We will return to these ideas in “The Grand Inquisitor” section. This passage also made me think of Ram Dass and his dependence on his guru.

Religion. I'll bet Mann's copy of this is marked up, possibly dogeared and full of notes. It occurs to me that, unlike Dostoyevsky and Tolstoy, Austen and Proust and even Charlotte Bronte say little or nothing about religion.


Small Victories by Anne Lamott
Riverhead Books/Penguin edition 2014

"Trail Ducks"
 p66 Getting found almost always means being lost for a while.

...Here I wanted  to bring my goddamn solace, and all the visiting solace rooms were taken! It so sucked.
...
p67 Then, as is almost always the case, God sent along a minder, who had noticed our distressed milling. It would have been hard not to: we looked like exhausted moose...
...
p68 The garage gave us a taste of normality, which none of us had felt for a while because of all the grief and strangeness. You have to be grateful whenever you get to someplace safe and okay, even if it turns out it wasn’t quite where you were heading. The light you see when people are in the tunnel of deep trouble is domestic flashes of recognition and kitchen comforts, not Blake’s radiance, which would be my preference.
... The sky had shifted again when we stepped outside to the dusk. There were hints of the dying sunset. The three of us stood at the open door, admiring the sky. When you’re in the dark, you have to try to remember that it’s a dance -- dark, light, dark, light, dim...

And of course this is the first religious chapter in Small Victories, though not as religious as the passage about Alyosha's "elder"/guru/saint.

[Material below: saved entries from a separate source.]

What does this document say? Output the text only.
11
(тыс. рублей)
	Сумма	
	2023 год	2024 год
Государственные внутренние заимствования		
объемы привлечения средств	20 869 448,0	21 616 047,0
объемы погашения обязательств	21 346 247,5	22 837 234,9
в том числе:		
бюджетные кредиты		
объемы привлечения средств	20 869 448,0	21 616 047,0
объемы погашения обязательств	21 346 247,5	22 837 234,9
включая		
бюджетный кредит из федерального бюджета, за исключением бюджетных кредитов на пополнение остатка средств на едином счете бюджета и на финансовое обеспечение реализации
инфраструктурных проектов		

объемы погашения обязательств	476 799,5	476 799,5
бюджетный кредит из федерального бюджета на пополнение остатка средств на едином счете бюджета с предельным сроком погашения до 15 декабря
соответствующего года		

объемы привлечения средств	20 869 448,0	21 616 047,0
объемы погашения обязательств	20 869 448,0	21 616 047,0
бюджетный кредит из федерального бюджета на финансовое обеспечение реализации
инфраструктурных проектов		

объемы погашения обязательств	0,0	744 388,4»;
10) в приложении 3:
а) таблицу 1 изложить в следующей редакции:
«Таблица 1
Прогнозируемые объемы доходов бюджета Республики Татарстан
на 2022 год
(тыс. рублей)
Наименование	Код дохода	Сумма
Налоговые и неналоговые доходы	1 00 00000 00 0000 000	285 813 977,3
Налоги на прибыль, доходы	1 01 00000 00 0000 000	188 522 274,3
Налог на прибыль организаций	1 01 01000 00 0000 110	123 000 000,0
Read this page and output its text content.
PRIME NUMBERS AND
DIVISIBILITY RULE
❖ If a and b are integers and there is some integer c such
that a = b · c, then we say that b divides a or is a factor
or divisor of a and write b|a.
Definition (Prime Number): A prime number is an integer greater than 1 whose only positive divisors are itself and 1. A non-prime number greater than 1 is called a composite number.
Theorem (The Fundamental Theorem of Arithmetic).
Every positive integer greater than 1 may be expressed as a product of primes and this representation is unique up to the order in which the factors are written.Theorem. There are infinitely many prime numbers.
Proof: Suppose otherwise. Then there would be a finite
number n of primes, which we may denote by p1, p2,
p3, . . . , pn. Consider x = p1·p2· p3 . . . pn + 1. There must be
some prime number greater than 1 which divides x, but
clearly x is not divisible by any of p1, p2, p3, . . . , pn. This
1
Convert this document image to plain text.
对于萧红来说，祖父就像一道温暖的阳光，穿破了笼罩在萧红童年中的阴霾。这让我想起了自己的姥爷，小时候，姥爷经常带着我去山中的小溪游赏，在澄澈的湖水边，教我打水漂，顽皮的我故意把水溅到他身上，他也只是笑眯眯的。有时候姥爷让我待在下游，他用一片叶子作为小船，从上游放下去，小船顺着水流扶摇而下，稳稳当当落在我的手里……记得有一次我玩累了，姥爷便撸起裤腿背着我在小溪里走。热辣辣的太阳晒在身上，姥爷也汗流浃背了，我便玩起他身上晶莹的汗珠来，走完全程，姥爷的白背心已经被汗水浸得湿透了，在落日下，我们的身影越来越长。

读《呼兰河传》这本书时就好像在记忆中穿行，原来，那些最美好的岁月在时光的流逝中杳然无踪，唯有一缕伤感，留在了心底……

But what Dostoyevsky says about people making a choice for belief is seconded here. The circumstances of their lives (alcoholism, mental and physical illness, etc.) could just as reasonably point them in the direction of disbelief. The Opiate of the Masses. It wouldn't make any less sense to me if people worshiped and sought solace from Morris Dancing. In fact that would be quite charming.